In a previous article, I discussed Link Preference and how it enables better KVM user experience over wireless. In this article, I will discuss Profile Synchronization, another important capability that makes AMT over wireless a seamless experience.
What challenge are we trying to solve? Although we can configure in advance wireless networks in AMT, but what if the client roams in a new network; one that was never configured before? You can’t have access to AMT unless AMT is aware of that network. Profile synchronization solves that problem by pushing the OS’s currently used network's parameters to AMT.
OK, so how does it work?
First: Not all AMT wireless profiles are born equal!
AMT defines two types of profiles:
Admin profiles: Profiles known in advance and entered by IT administrator (during provisioning or manually using Web-UI for example)
User profiles: Networks discovered by the OS after the client has been deployed. AMT get User Profiles only though synchronization.
Up to 15 Admin Profiles and 8 User Profiles can be defined in AMT.
Other key differences
- While Admin Profiles require TKIP or CCMP with WPA minimum encryption, User Profiles have more relaxed requirements and can be configured with WEP or no encryption.
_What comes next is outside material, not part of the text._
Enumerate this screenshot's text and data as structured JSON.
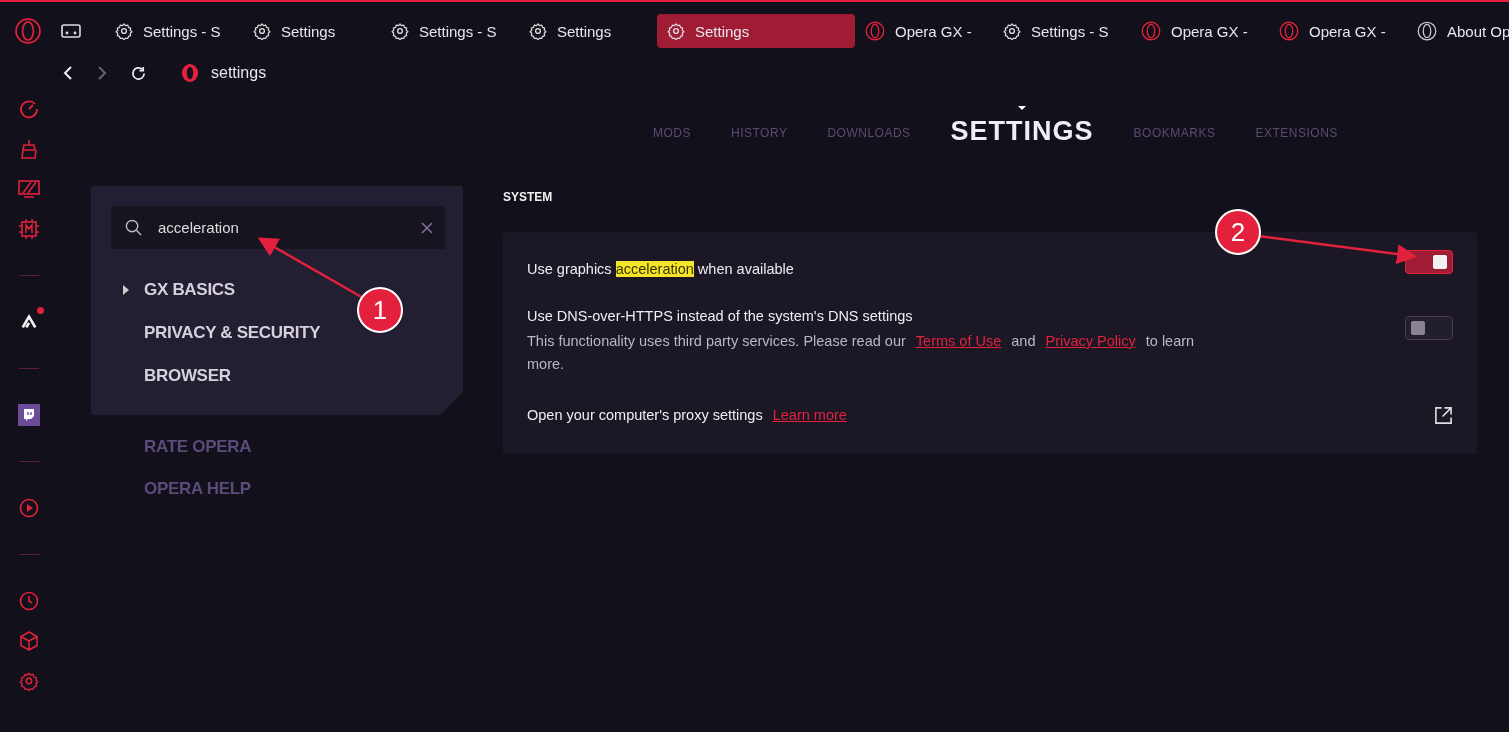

- User Profiles are not viewable from Web-UI, only Admin Profiles are viewable *
Wireless Profile Synchronization modes
Profile Synchronization supports three modes:
- Normal (default)
Whenever the OS connects to a new wireless network the profile is pushed to AMT but requires user acknowledgment before synchronization.
- Always reject
Synchronization of any new profiles are rejected and no user notification displayed.
- Always accept
Synchronization accepted with no user notification (“Silent Synchronization”)
PROSet is currently the only Wireless Connection Manager that supports Profile Synchronization.
- The Full PROSet package (except GUI) must be installed. The ‘drivers only’ installation does not have the necessary API to support that feature.
- Install PROSet with the following option to enable/disable synchronization:
- MEPROFILESYNC=ACCEPT (silently accepts all profile sync)
- MEPROFILESYNC=BLOCK (silently blocks all profile sync)
- If desired, instead of setting the MEPROFILE though PROSet, the registry value can be edited directly:
define ENABLE_USER_ACCEPT 0x10 // accept all USER profiles, no popup
#define ENABLE_USER_BLOCKED 0x20 // reject all USER profiles, no popup
Other important points about Profile Synchronization:
- Only currently connected network is pushed to AMT (discovered networks are ignored).
- Both sides of synchronization (OS & AMT) must be enabled:
- OS side (“push” ): PROSet synchronization is enabled as described above
- AMT side (“accept”): Configured in the Provisioning Profile: “Enable Synchronization” box
- LMS is required for Profile Synchronization.
PROSet communicates with AMT through LMS.
Profile Synchronization user acknowledgment:
What happens when User Profile password changed?
PROSet will NOT synchronize changes in the profile’s password. The proper procedure to change profile password is:
- First disconnect and delete the network from PROSet
- PROSet synchronization will remove the wireless profile from AMT.
- Create a new profile with the new password.
- Upon connecting to that network, PROSet synchronization will add the profile to AMT.
What happens when max of 8 User profiles reached?
When AMT has already maxed out at 8 User Profiles, a newly synchronized network will override the profile that has not been used for the longest time.
What happens during provisioning and re-provisioned?
Un-Provisioning deletes, as expected, all Admin Profiles as well as User Profiles.
Re-Provisioning however is less intuitive:
During re-provisioning, only Admin Profiles are deleted (and new ones installed based on what is configured in the provisioning profiles), User Profiles however, are NOT removed ** and although the provisioning process competes successfully it gives warning: “ClearWirelessSettings failed” and “Access Denied”. The warnings look scary but don’t be alarmed, it only means that user profiles could not be deleted but that’s not an issue.
Here is a screen sample of such warning message after re-provisioning completes:
* This can be confusing, particularly during debugging: you connect with Web-UI and don’t see any User Profiles; you may think they are simply not there, which may or may not be the case. Knowing this would save you some grief during debugging.
** User Profiles are saved in User Space that certain applications (Ex. Web-UI) and Re-Provisioning cannot access or remove.